A Saildrone autonomous surface vehicle on its way to collect observations from the Pacific. Image courtesy of Saildrone.

Adding urgency to this observing challenge, the ongoing National Science Foundation-funded Southern Ocean Carbon and Climate Observing and Modeling (SOCCOM) project recently discovered that a region thought to account for 40 percent of the annual global ocean carbon dioxide uptake may in fact account for less than 10 percent. This is causing scientists to reconsider the global carbon budget and hypothesize about where the “missing” carbon is accumulating in the climate system, which is incredibly important for determining the longevity and stability of carbon storage under sustained global warming. One leading hypothesis points to the Southern Hemisphere WBC regions.

In order to solve this carbon-sink mystery, a new WBC observing strategy will be required. MBARI Scientist Andrea Fassbender is collaborating with scientists from numerous institutions to tackle this problem using the Saildrone autonomous surface vehicle.

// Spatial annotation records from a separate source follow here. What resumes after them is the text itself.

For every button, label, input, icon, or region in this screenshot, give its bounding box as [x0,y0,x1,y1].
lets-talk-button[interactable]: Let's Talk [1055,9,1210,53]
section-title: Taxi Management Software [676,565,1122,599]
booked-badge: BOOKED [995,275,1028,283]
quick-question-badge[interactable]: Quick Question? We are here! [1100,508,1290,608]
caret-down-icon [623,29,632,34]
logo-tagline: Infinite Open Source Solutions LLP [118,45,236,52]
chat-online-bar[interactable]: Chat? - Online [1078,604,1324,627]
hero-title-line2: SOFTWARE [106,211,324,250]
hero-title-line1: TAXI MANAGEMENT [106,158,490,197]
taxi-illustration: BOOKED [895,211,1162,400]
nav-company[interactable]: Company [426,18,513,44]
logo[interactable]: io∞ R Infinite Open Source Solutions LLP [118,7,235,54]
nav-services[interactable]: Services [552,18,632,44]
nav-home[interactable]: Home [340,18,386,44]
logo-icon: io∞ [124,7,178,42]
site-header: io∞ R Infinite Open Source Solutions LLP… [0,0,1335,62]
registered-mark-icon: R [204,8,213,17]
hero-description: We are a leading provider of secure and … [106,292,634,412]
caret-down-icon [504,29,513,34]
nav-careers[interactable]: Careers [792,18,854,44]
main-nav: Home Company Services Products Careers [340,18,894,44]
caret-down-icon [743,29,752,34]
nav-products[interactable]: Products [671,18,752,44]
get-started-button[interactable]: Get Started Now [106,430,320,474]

This vehicle is equipped with instrumentation to measure CO2 in the air and the sea. Before diving headfirst into the tumultuous Southern Ocean, the team will first test the Saildrone in the Gulf Stream, during winter of 2019.

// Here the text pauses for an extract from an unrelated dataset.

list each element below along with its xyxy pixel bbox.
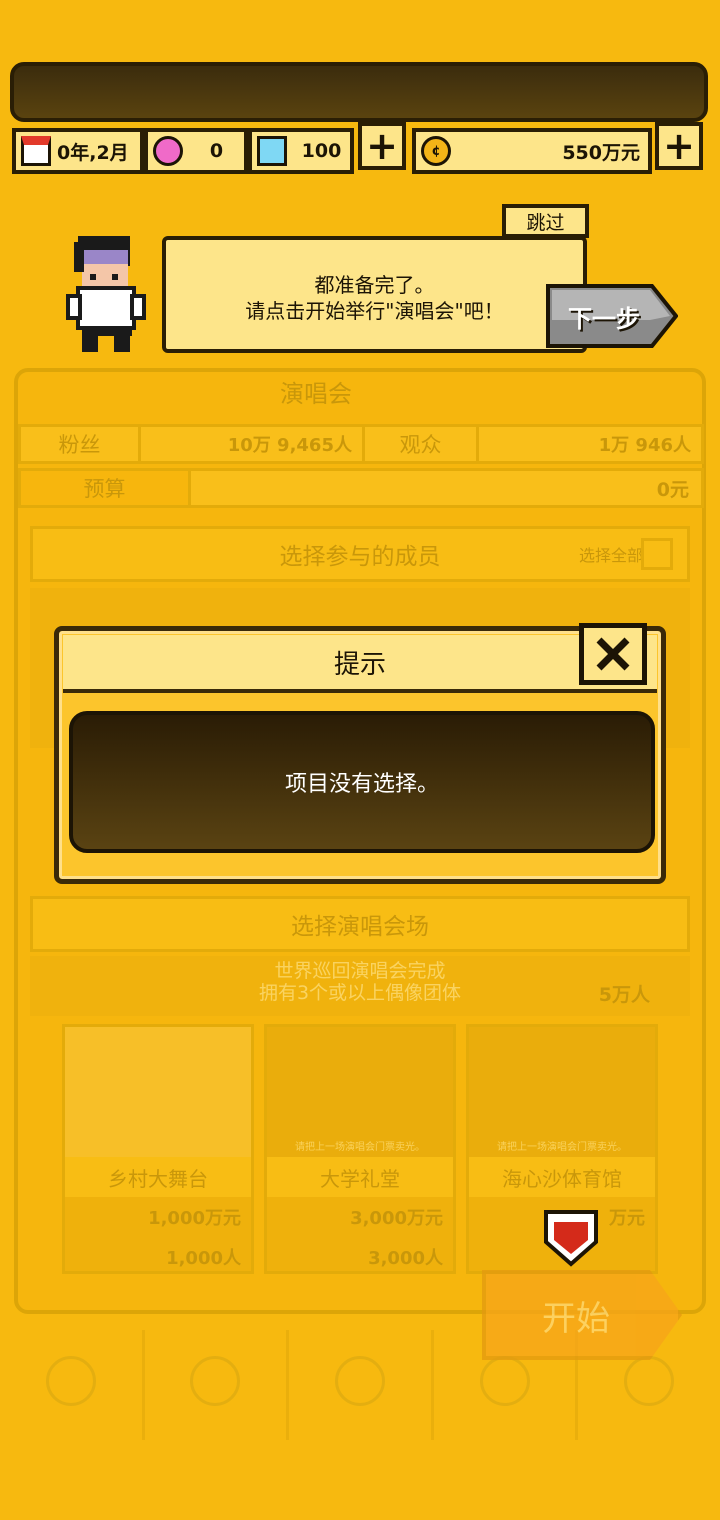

Image of ocean conditions from the Saildrone, Inc. Mission Portal at 19:00 UTC on January 17 of 2019 based on reanalysis data. Colors reflect sea surface temperatures in degrees Celsius, thin white lines show ocean surface currents, and black lines show the exclusive economic zones for the US and Canada (left) as well as Bermuda (lower right; island not pictured). Thick, pale blue lines with triangles show the preliminary Saildrone mission waypoints.

A key goal of the project is to assess the ability of the Saildrone to stay on course while crossing the Gulf Stream current under high wind speeds. Prior trials of the Saildrone in the Bering Sea and the windless doldrums of the North Pacific suggest that it has the stamina and carbon measurement accuracy required to perform high-quality research in complicated WBC ocean domains. The University of Rhode Island research vessel Endeavor will conduct a Saildrone-following cruise during which underway observations of pH and nitrate from an MBARI chemical sensor will be made and discrete seawater samples will be collected for later carbon and nutrient analyses.

The February Saildrone mission will span the peak season of ocean heat loss to the atmosphere. With very few winter observations from the Gulf Stream, this project aims to address important gaps in our understanding of the extent and variability of air-sea fluxes of heat and carbon throughout a WBC system. This will also be an important test of the Saildrone as a tool for studying WBCs, which may play an important and yet-to-be-observed role in the Southern Ocean carbon sink.